Иван Яровкин, грузный парень с прыщавым носом и глазами навыкате, не производил ровным счетом никакого впечатления, что было, возможно, даже хорошо.
– Марат и Иван, опросите соседей, – продолжал Борис. – Может, они видели, кто приходил вчера вечером к убитым. Крики кто-то наверняка слышал, громкие разговоры, звуки ссоры. Что за люди эти Романихины, кто вообще бывал у них. В общем, не мне вас учить. Вика, ты послушаешь, если сочтешь нужным, задавай свои вопросы.
– Саша тоже с нами пойдет, можно? – уточнила Вика, лучезарно улыбаясь, когда он закончил. – Он запись сделает и расшифрует.
– Нет проблем, – пожал плечами Борис.
Сам же Борис отправился в соседний дом, где находился ОПОП, или опорный пункт охраны порядка, к местному участковому за дополнительными сведениями о 10-м этаже, где проживали потерпевшие.
Как только мы вчетвером вошли в лифт, Виктория потеряла всякий интерес к происходящему вокруг. Проигнорировав попытки Марата и Ивана завести светскую беседу с хорошеньким экспертом, она достала телефон и демонстративно вперилась в «Контакт». Теперь он у нее имелся.
На площадке 10-го этажа расположились три квартиры: 100, 101 и 102. Квартира 101 стояла опечатанная. Салимов завертел головой, выбирая между обитой деревянными реечками дверью 100-й и простой железной 102-й, когда его размышления прервал звонок его же мобильного.

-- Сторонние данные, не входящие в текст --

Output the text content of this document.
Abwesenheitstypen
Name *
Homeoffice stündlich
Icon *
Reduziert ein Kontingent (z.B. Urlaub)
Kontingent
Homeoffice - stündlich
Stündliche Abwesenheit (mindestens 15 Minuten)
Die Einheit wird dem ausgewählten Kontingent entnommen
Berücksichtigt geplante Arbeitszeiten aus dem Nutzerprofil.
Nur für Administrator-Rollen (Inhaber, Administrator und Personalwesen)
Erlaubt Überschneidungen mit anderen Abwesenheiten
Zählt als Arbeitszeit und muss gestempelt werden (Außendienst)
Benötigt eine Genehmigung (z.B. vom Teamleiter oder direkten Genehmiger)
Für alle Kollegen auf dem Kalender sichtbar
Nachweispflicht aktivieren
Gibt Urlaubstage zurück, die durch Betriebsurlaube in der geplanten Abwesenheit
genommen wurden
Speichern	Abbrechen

– Да. Да, понял вас, товарищ майор, – отрапортовал Салимов и пояснил для нас, важно щурясь: – Борис это. От участкового звонит. Говорит, что в квартире номер 100 живет парень с оружием. Новиков Олег. Кому попало оружие не дают. Поэтому начинаем с него.
Однако нам не повезло. Парня дома не оказалось. Дверь квартиры 100 открыла странного вида пожилая женщина, представившаяся матерью жильца с оружием, и сообщила, что ее сын находится в недельной командировке в Москве, а пистолет мы можем хоть сейчас проверить, все на месте, все в порядке.
Мы с Викторией стояли, на лестнице, подперев стену. Виктория все так же безучастно ко всему окружающему миру ковырялась в телефоне, я же, как и было обещано Борису, держал в руке включенный диктофон и внимательно наблюдал. Старушка из квартиры 100 производила впечатление полного неадеквата. О случившемся она была в курсе и, судя по ее наряду, давно поджидала нас, своих новых зрителей и слушателей. На голове женщины был повязан цветастый платок в виде индийского дастан-тюрбана, который она натянула до самых бровей, нарисованных жирными черными дугами. На худой груди бабки висела атласная траурно-черная блузка, черная юбка-карандаш была перепоясана ярко-желтым поясом с гигантской пряжкой в виде какой-то райской птицы с хвостом из цветных страз. Из-под юбки, казавшейся слишком короткой для ее возраста, торчали тощие ноги в черных колготках в сеточку, на ногах – ярко-голубые туфли. Образ дополняла малюсенькая ярко-красная сумочка, перекинутая через плечо. Одного взгляда на женщину было достаточно, чтобы понять, как долго она готовилась к своему выходу. Ясное дело, бабка не желала упускать ни единой секунды.